In Horrible (Peeping Tom), 1998, Dean almost seems to be creating a metaphor for our desire to locate this search for meaning within art. A man and young woman swim in and out of blackness, constantly changing places as a mutated, twisted approximation of language warps over them. The thick, visceral noise eventually begins to take on a more recognisable shape until the phrase ‘It’s horrible … but it’s just a film, isn’t it?’ becomes clearly discernible. Then we are plunged steadily back into the distended, twisted sound. The work seems to question its own existence as anything other than a mechanical creation but, even in the process of categorising itself, it refers us back to the ability of both film and art to persuade us to suspend our disbelief before them. In his most recent work, however, Dean has purged his art of film imagery, creating a group of pieces that dwell on representations of sound. Perhaps this is in an attempt to strip away any possible content that might distract the viewer – such as the familiarity of a well-known film. His scrutiny of our desire to cling to the belief that there is something more thus becomes even more fundamental. The material for the works is still culled from familiar cultural sources such as the film The Sound of Music or even Paranoid, Black Sabbath’s heavy metal anthem from 1970, but the visual elements of the video-works are now composed purely of white text against a featureless black void generated by computer.
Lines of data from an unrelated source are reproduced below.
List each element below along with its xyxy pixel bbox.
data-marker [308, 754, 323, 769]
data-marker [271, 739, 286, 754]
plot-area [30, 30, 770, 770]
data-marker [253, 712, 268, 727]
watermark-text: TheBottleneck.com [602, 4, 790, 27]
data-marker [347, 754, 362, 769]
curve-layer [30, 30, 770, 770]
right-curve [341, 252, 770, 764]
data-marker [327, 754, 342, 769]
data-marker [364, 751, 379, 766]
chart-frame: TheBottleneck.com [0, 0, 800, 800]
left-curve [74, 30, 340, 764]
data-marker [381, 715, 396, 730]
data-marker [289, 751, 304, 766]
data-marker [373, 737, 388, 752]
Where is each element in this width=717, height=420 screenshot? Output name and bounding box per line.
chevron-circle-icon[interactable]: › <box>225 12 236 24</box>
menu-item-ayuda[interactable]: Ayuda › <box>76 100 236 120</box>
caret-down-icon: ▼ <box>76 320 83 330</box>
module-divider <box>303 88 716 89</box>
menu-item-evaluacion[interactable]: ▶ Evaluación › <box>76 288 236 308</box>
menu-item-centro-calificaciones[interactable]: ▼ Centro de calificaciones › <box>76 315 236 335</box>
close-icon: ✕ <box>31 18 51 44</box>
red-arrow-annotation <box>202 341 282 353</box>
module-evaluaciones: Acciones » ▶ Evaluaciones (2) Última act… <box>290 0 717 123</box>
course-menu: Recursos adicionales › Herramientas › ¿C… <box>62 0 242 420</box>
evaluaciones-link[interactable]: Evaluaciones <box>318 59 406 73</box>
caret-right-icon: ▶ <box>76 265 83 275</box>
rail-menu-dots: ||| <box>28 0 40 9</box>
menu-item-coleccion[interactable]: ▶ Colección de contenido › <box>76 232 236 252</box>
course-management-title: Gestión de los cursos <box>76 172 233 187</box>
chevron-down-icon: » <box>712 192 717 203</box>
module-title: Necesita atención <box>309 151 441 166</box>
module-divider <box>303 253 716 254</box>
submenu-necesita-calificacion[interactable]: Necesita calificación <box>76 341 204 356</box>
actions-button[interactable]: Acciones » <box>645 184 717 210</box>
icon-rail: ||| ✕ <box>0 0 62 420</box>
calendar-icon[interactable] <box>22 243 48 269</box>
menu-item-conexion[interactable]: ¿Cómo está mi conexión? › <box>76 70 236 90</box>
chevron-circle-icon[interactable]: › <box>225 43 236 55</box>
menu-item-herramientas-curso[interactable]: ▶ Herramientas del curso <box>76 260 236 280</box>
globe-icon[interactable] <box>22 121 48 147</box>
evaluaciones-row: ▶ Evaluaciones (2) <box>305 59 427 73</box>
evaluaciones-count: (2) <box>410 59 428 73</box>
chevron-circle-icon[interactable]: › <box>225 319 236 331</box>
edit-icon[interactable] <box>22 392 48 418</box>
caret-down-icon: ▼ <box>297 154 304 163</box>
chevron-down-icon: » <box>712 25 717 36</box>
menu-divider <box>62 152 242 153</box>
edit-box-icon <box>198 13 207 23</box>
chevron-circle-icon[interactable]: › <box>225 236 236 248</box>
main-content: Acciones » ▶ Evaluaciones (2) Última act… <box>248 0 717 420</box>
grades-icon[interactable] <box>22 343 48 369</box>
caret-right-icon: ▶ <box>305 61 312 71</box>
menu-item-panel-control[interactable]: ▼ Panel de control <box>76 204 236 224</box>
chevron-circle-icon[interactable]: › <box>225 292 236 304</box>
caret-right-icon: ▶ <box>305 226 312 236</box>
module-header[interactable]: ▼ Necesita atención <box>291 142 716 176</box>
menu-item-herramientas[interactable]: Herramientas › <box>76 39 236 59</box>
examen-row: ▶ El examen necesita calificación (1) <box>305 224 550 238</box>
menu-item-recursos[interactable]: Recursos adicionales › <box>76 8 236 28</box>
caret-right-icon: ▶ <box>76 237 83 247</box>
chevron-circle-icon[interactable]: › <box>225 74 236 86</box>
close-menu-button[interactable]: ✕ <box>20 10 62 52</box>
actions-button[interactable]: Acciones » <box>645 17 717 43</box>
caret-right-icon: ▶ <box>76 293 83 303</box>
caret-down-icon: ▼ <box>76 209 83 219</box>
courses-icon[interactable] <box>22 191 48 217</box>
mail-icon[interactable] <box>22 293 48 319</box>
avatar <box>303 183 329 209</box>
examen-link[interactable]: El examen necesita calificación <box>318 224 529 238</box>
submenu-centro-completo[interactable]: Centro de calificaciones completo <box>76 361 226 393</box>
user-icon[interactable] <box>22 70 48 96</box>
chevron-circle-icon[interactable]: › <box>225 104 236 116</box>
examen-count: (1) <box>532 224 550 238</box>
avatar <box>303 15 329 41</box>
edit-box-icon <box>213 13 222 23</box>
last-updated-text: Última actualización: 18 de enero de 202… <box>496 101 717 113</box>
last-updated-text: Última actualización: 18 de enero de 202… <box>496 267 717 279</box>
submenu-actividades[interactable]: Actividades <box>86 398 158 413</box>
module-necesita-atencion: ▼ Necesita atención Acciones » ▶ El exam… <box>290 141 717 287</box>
This minimal, digital mode seems particularly fitting in Universal (Turing Machine), 1999. When researching the life of Professor Alan Turing, the eccentric Cambridge mathematics genius who proposed the first theory for the digital computer (his eponymously titled ‘Universal Turing Machine’), Dean was fascinated by the fact that early computer scientists believed there would be no difference between digital computing and human thought, and therefore consciousness. For Universal, Dean has taken Turing’s belief in the conscious machine and superimposed onto it his fascination with another conscious machine – Mary Shelley’s monster in Frankenstein. Dean programmed the monster’s soliloquy – ‘What does this mean? What am I? Who am I? Whence did I come? What is my destination? These questions continually recur, but I am unable to solve them’ into basic computer speech. Recording and displaying these questions as binary code that is projected onto the ceiling like a field of stars, Dean’s machine achieves consciousness simply for its disembodied voice to ask an image of itself the very questions human philosophers have been scrutinising on our behalf for centuries. What is most important here is perhaps not the answer to the question of whether there is some greater meaning to life beyond the mere mechanisms of existence. What seems to be crucial is the inevitability of the question itself.

In his work Ascension (nothing/Something Good), 1999, Dean lays this bare at its most fundamental level. Juxtaposing the most unlikely sources, Dean has taken the single word ‘nothing’ from the ancient Roman poet Lucretius’s statement that ‘nothing can come from nothing’ and counterpointed it with the words ‘something good’, as sung by Julie Andrews in The Sound of Music (her song also uses Lucretius’s phrase in its lyrics). Working with only this bare information, Dean presents viewers with a seductive but perpetual conflict. A projection of radial lines of the word ‘nothing’ constantly cascades down on viewers as they sit on a circular bench staring at the ceiling above, but simultaneously they are wrapped in the continually ascending vocal refrain of ‘something good’. Then they are simply left to choose which way to go.